Growing trade between Turks and Kurds

Washington Times:

Growing tensions between Turkey and Kurds in control of northern Iraq belie a deepening cooperation, as Turkish companies, workers and goods flock to a market enriched by 17 percent of Iraq's oil revenues.

Stocked almost entirely with Turkish brands, upmarket Iraqi Kurdish supermarkets only differ from their counterparts north of the border in their taste for gaudy decoration.

Once the preserve of two-story family houses, the suburbs of Iraqi Kurdish cities are increasingly home to the high-rise blocks characteristic of Turkey.

"Turkey is by far and away our most important trading partner," says Aziz Ibrahim Abdo, general director at the Ministry of Trade in the Iraqi Kurdish capital Irbil. "You can see that by looking around you."

The statistics back him up, too. In Irbil, 380 out of 500 foreign companies are Turkish. In Dohuk, a city farther west, 65 percent of contracts worth about $350 million so far this year have gone to Turkish companies.

Worth another $350 million and $300 million, respectively, brand new airports in Irbil and Sulaimaniyah are Turkish products.

Another Turkish company won a $260 million bid to build a new university campus in Sulaimaniyah.

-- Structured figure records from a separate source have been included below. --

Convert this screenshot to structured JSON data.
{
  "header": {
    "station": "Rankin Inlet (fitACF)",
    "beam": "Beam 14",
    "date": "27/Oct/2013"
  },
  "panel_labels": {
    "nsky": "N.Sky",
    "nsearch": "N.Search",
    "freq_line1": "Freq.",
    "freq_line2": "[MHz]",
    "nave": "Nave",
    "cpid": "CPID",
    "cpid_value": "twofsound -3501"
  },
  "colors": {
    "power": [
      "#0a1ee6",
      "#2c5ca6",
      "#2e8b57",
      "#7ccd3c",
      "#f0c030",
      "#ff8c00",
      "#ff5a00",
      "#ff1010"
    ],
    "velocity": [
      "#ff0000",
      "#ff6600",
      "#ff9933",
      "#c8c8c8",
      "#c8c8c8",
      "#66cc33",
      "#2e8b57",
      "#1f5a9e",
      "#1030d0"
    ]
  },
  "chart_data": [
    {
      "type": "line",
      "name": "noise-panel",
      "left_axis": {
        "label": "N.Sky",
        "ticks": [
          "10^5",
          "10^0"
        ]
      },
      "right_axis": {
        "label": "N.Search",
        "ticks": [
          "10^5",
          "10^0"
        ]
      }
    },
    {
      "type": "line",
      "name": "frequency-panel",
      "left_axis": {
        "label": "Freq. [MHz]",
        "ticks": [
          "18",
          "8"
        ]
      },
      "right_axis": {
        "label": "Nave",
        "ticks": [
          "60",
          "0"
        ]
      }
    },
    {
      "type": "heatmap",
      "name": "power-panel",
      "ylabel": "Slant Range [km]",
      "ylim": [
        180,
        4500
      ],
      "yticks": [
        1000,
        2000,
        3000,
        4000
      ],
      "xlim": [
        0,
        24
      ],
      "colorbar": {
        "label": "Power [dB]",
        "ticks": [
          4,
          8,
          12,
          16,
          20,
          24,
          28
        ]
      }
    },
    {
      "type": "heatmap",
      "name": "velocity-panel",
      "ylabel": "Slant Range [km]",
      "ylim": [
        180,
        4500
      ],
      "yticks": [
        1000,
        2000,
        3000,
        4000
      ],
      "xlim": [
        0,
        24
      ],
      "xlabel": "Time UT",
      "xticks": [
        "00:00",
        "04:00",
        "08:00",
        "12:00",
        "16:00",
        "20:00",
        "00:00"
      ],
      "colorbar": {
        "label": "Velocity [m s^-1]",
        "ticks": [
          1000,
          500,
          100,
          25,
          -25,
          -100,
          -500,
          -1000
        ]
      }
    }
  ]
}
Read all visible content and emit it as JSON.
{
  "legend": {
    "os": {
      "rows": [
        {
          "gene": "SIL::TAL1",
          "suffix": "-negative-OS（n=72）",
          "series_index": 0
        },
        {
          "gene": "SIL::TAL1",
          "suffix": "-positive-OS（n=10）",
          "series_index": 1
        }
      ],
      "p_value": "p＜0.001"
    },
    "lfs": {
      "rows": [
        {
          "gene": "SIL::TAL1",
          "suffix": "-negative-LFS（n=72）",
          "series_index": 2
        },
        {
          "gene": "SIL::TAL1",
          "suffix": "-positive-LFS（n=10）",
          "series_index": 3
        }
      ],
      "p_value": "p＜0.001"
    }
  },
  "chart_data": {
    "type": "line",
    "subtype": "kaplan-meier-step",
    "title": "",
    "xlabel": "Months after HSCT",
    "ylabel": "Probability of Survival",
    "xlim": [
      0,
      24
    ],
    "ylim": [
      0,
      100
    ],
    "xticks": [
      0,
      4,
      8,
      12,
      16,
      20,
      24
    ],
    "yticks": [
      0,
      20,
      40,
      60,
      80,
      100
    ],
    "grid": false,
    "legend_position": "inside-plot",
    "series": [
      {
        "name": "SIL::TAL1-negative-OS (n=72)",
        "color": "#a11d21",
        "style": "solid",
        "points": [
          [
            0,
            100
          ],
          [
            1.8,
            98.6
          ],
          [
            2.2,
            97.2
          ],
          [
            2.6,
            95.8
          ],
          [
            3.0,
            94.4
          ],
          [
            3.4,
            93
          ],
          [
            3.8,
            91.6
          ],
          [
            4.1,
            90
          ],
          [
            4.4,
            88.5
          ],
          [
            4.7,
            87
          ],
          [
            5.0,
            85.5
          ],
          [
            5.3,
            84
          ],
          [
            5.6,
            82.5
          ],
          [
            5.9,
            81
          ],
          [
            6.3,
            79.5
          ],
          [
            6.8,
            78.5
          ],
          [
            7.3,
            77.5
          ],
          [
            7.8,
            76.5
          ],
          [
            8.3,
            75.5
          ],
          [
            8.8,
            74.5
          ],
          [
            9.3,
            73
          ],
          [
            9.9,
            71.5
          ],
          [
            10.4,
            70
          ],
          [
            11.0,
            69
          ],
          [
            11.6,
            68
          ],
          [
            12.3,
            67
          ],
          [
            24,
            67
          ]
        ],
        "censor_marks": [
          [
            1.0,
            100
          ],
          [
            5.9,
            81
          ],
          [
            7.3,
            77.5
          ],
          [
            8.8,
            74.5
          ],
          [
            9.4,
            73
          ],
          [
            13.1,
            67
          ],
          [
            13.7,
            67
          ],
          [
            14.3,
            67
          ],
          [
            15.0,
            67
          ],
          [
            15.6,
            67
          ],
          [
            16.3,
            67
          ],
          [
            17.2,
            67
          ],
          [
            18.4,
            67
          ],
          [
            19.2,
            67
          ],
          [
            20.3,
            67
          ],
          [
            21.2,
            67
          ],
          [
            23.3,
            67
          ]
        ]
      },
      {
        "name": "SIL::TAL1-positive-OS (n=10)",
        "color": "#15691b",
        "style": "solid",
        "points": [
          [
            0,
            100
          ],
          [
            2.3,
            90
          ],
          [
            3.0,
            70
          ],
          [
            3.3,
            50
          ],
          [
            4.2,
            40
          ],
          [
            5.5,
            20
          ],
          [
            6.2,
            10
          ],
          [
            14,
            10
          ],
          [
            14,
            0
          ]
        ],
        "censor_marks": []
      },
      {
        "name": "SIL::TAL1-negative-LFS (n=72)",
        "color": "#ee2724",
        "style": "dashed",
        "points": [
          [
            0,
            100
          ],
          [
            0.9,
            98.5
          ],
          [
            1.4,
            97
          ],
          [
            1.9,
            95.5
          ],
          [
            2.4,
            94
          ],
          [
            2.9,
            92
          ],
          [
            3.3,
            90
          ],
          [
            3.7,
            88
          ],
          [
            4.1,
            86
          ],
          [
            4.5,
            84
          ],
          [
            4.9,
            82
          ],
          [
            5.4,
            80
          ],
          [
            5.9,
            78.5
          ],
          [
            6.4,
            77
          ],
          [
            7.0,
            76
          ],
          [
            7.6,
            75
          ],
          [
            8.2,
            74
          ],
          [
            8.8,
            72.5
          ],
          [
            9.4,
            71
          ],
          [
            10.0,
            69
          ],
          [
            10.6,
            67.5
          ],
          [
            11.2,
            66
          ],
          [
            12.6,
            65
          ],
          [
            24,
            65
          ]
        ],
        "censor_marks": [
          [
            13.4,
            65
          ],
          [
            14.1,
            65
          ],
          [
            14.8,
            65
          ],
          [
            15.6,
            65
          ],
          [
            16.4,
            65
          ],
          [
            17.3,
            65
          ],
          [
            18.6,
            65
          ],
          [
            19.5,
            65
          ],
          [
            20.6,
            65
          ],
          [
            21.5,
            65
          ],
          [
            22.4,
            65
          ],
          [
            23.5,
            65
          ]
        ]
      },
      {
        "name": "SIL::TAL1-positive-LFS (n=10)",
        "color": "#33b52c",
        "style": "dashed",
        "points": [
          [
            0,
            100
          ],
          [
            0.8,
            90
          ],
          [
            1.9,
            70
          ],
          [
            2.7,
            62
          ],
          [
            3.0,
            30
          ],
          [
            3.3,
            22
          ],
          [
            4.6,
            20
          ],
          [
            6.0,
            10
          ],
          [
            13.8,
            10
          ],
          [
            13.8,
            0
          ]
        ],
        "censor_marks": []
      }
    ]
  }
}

"The quality of Turkish work is good, and they're much more trustworthy than the Iranians," said Ibrahim Sofy, deputy head of Irbil's Chamber of Commerce.

...
No kidding. With all of this commerce, it is pretty clear why the threats of an invasion by Turkey make little to no sense. What you have to wonder is why Turkey cannot get along with its own Kurds as well as it does the Iraqi ones.